Find any plant catalogue on the Internet and you will see references to Hardiness next to each plant. Tropical plants can’t grow in cold climates. Simple, isn’t it?
Here is the official interactive 2012 USDA Hardiness Zone Map website link.
Go there and follow the instructions. You should be able to get your zone.
Now for the check:
Contact (search on the Internet for contact or email address) the following people in your area and ask them to tell you your Hardiness Zone (be specific when providing your location).
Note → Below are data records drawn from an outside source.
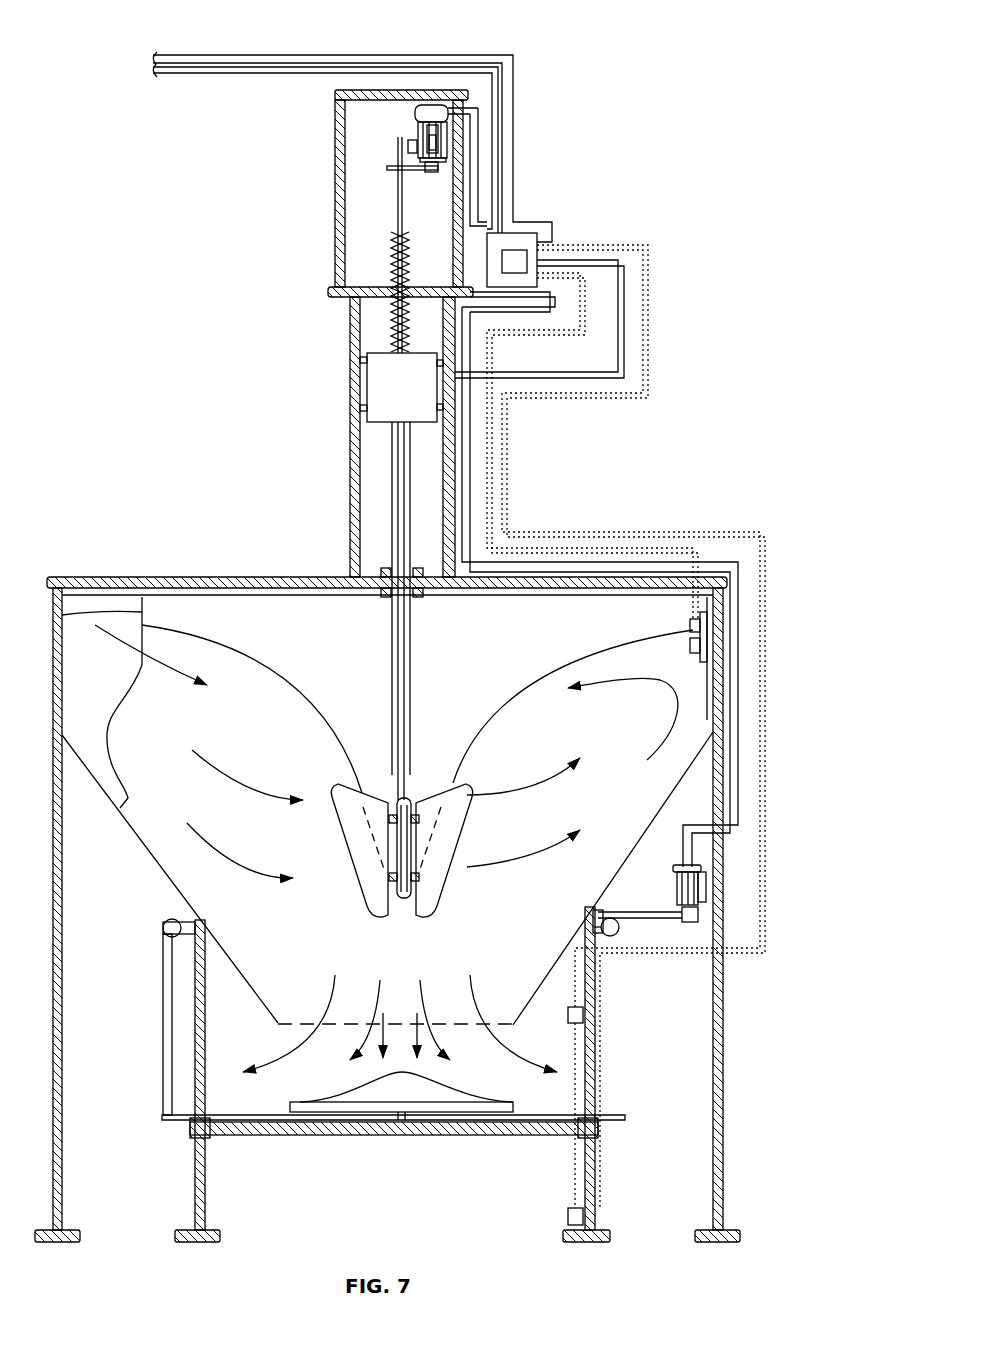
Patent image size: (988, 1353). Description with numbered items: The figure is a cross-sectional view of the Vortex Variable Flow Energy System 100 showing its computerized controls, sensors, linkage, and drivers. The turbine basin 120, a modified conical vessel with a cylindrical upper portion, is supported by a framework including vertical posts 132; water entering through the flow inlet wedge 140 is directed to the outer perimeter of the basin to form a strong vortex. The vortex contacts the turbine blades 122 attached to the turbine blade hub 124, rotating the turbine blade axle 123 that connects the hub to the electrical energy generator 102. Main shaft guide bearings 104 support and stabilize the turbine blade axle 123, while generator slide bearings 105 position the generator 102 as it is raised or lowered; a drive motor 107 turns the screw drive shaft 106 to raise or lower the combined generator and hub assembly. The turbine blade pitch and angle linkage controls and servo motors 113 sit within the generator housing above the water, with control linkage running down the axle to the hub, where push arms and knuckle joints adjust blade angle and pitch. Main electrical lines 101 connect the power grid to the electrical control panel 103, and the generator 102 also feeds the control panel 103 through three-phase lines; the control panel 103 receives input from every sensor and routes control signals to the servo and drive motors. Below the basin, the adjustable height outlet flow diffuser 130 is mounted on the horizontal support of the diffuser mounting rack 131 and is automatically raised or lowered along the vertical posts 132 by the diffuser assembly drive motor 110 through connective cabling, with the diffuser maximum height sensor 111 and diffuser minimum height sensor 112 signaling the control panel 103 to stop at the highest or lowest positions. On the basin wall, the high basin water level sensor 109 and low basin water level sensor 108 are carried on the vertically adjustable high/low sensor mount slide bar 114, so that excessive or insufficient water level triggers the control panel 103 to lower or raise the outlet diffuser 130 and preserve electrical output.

The Vortex Variable Flow Energy System (GVvFES) 100 is at (684, 132).
The main electrical lines 101 is at (171, 57).
The electrical energy generator 102 is at (425, 385).
The electrical control panel 103 is at (514, 250).
The main shaft guide bearings 104 is at (378, 598).
The generator slide bearings 105 is at (438, 408).
The screw drive shaft 106 is at (398, 240).
The drive motor 107 is at (412, 118).
The low basin water level sensor 108 is at (688, 647).
The high basin water level sensor 109 is at (688, 626).
The diffuser assembly drive motor 110 is at (705, 880).
The diffuser maximum height sensor 111 is at (583, 1013).
The diffuser minimum height sensor 112 is at (570, 1218).
The turbine blade pitch and angle linkage controls and servo motors 113 is at (385, 415).
The high/low sensor mount slide bar 114 is at (693, 638).
The turbine basin 120 is at (153, 863).
The turbine blades 122 is at (363, 880).
The turbine blade axle 123 is at (411, 678).
The turbine blade hub 124 is at (402, 900).
The adjustable height outlet flow diffuser 130 is at (347, 1098).
The diffuser mounting rack 131 is at (303, 1137).
The vertical posts 132 is at (193, 1178).
The flow inlet wedge 140 is at (112, 725).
- Local Ag Extension (State University agriculture school knowledgeable about your specific location
- Local Garden Club
- Local nurseries
- Local Farmers
Did everybody give you the same answer? I hope so, because some locations can be tricky. Take your time getting this information. If there is a difference of opinion, refer back to your Ag Extension contact and resolve it with them. I like “belts and suspenders” for the important stuff. Plus you get to develop contacts in your new endeavor.
Why do I make a big deal out of this? I need specific information on "cold" temperatures. A -5F difference in expected lowest zone temperature is important to me. It may not be a big deal to you.
Good luck finding your Hardiness Zone. It is a big, first step for plant selection.